Which Side of the Singularity Are We On?The surge of optimism surrounding our approach to AGI might not be unwarranted. On January 4, Sam Altman (regardless of your opinion of him, he is currently the most influential figure in AI)
described his current status as: “near the singularity; unclear on which side.” Two days later, in an interview, he clarified that AGI would be created
during Trump’s presidency—by 2029. On the same day, he elaborated in his
“Reflections”: “We are now confident that we know how to build AGI in the traditional sense. We believe that by 2025, we could see the first AI agents integrated into the workforce, fundamentally transforming company outcomes. […] We are beginning to target […] true superintelligence.”
If Altman’s prediction proves accurate, the implications for humanity will be monumental. In comparison, any events we currently consider critical—such as tomorrow’s inauguration of Trump—will pale into insignificance against the backdrop of the world being drawn into the black hole of the singularity.
So, what happened that brought us so close to the singularity, with AGI predictions suddenly accelerating? What caused timelines to plummet so drastically
(as seen in the Exponential View chart referenced)?Only Sam himself knows for sure. However, a compelling and straightforward explanation was
offered by Gwern Branwen in a comment on Ryan Kidd’s
post about the new paradigm of scaling outputs:
“I think what’s missing in the discussion of the scaling paradigm is the self-play feedback loop: much of the value of a model like o1 isn’t in its deployment, but in generating training data for the next model.

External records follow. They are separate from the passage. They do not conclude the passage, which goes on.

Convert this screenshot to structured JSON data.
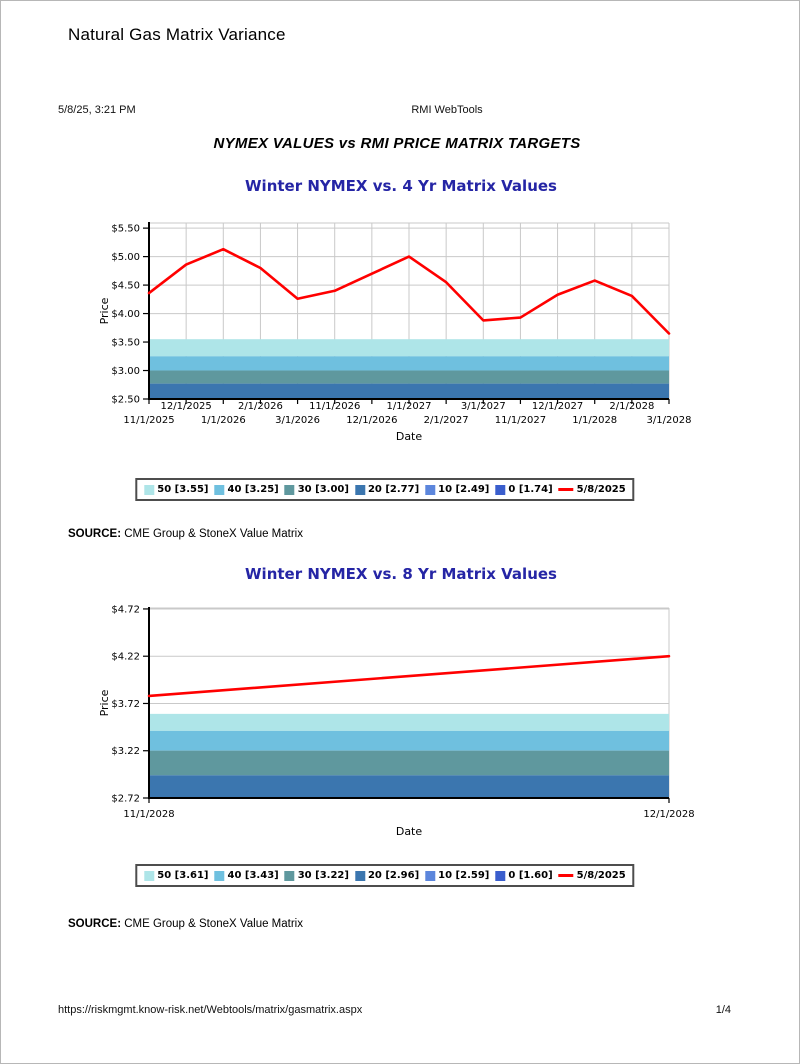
{
  "page": {
    "doc_title": "Natural Gas Matrix Variance",
    "print_timestamp": "5/8/25, 3:21 PM",
    "print_app": "RMI WebTools",
    "main_heading": "NYMEX VALUES vs RMI PRICE MATRIX TARGETS",
    "source_label": "SOURCE:",
    "source_text": "CME Group & StoneX Value Matrix",
    "footer_url": "https://riskmgmt.know-risk.net/Webtools/matrix/gasmatrix.aspx",
    "footer_page": "1/4"
  },
  "colors": {
    "chart_title": "#2525a5",
    "line": "#ff0000",
    "grid": "#c9c9c9",
    "axis": "#000000",
    "legend_border": "#4d4d4d"
  },
  "chart_data": [
    {
      "type": "line",
      "title": "Winter NYMEX vs. 4 Yr Matrix Values",
      "xlabel": "Date",
      "ylabel": "Price",
      "ylim": [
        2.5,
        5.59
      ],
      "y_ticks": [
        5.5,
        5.0,
        4.5,
        4.0,
        3.5,
        3.0,
        2.5
      ],
      "y_tick_labels": [
        "$5.50",
        "$5.00",
        "$4.50",
        "$4.00",
        "$3.50",
        "$3.00",
        "$2.50"
      ],
      "categories": [
        "11/1/2025",
        "12/1/2025",
        "1/1/2026",
        "2/1/2026",
        "3/1/2026",
        "11/1/2026",
        "12/1/2026",
        "1/1/2027",
        "2/1/2027",
        "3/1/2027",
        "11/1/2027",
        "12/1/2027",
        "1/1/2028",
        "2/1/2028",
        "3/1/2028"
      ],
      "series": [
        {
          "name": "5/8/2025",
          "color": "#ff0000",
          "values": [
            4.36,
            4.86,
            5.13,
            4.8,
            4.26,
            4.4,
            4.7,
            5.0,
            4.55,
            3.88,
            3.93,
            4.33,
            4.58,
            4.31,
            3.65
          ]
        }
      ],
      "bands": [
        {
          "label": "50 [3.55]",
          "value": 3.55,
          "color": "#aee5e8"
        },
        {
          "label": "40 [3.25]",
          "value": 3.25,
          "color": "#6fc0df"
        },
        {
          "label": "30 [3.00]",
          "value": 3.0,
          "color": "#5f989e"
        },
        {
          "label": "20 [2.77]",
          "value": 2.77,
          "color": "#3b76af"
        },
        {
          "label": "10 [2.49]",
          "value": 2.49,
          "color": "#5c86dc"
        },
        {
          "label": "0 [1.74]",
          "value": 1.74,
          "color": "#3a5ecd"
        }
      ],
      "legend_line_label": "5/8/2025",
      "grid_vertical": true,
      "legend_position": "bottom"
    },
    {
      "type": "line",
      "title": "Winter NYMEX vs. 8 Yr Matrix Values",
      "xlabel": "Date",
      "ylabel": "Price",
      "ylim": [
        2.72,
        4.73
      ],
      "y_ticks": [
        4.72,
        4.22,
        3.72,
        3.22,
        2.72
      ],
      "y_tick_labels": [
        "$4.72",
        "$4.22",
        "$3.72",
        "$3.22",
        "$2.72"
      ],
      "categories": [
        "11/1/2028",
        "12/1/2028"
      ],
      "series": [
        {
          "name": "5/8/2025",
          "color": "#ff0000",
          "values": [
            3.8,
            4.22
          ]
        }
      ],
      "bands": [
        {
          "label": "50 [3.61]",
          "value": 3.61,
          "color": "#aee5e8"
        },
        {
          "label": "40 [3.43]",
          "value": 3.43,
          "color": "#6fc0df"
        },
        {
          "label": "30 [3.22]",
          "value": 3.22,
          "color": "#5f989e"
        },
        {
          "label": "20 [2.96]",
          "value": 2.96,
          "color": "#3b76af"
        },
        {
          "label": "10 [2.59]",
          "value": 2.59,
          "color": "#5c86dc"
        },
        {
          "label": "0 [1.60]",
          "value": 1.6,
          "color": "#3a5ecd"
        }
      ],
      "legend_line_label": "5/8/2025",
      "grid_vertical": false,
      "legend_position": "bottom"
    }
  ]
}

Every problem solved by o1 now serves as a training data point for o3 (e.g., any o1 session that eventually stumbles upon the correct answer can be refined to eliminate dead ends and produce a clean walkthrough to train more nuanced intuition).”
You can test this hypothesis yourself with a simple four-step experiment:
1. Take a transcript of your conversation with ChatGPT on a problem it failed to solve satisfactorily.
2. Submit this transcript to Claude, asking it to solve the problem.
3. Review Claude’s response, which, even if not a perfect solution, will likely be significantly better than ChatGPT’s initial attempt.
4. Now reverse the roles: for another problem, give Claude’s unsatisfactory response to ChatGPT. Most likely, the same pattern will repeat—the second model will outperform the first by leveraging its output as training data.
This aligns with the historical development of AlphaGo versions: AlphaGo Fan, AlphaGo Lee, AlphaGo Master, and AlphaGo Zero. The last version trained entirely on self-play without human data. In just two years, the Elo rating of new versions skyrocketed from 3300 (already above most world champions) to an unimaginable 5185. After 2018, DeepMind ceased developing AlphaGo or participating in official matches, as it had become both uninteresting and meaningless—humans couldn’t come close to competing.
If Gwern Branwen is correct, this reflects the powerful effect of a “data flywheel,” where each new model generates data to train an even better one.
And if that’s the case, then Sam Altman is also right. Tomorrow’s inauguration of Trump, an event considered globally significant today, will fade into a trivial footnote as Earth enters the era of the singularity.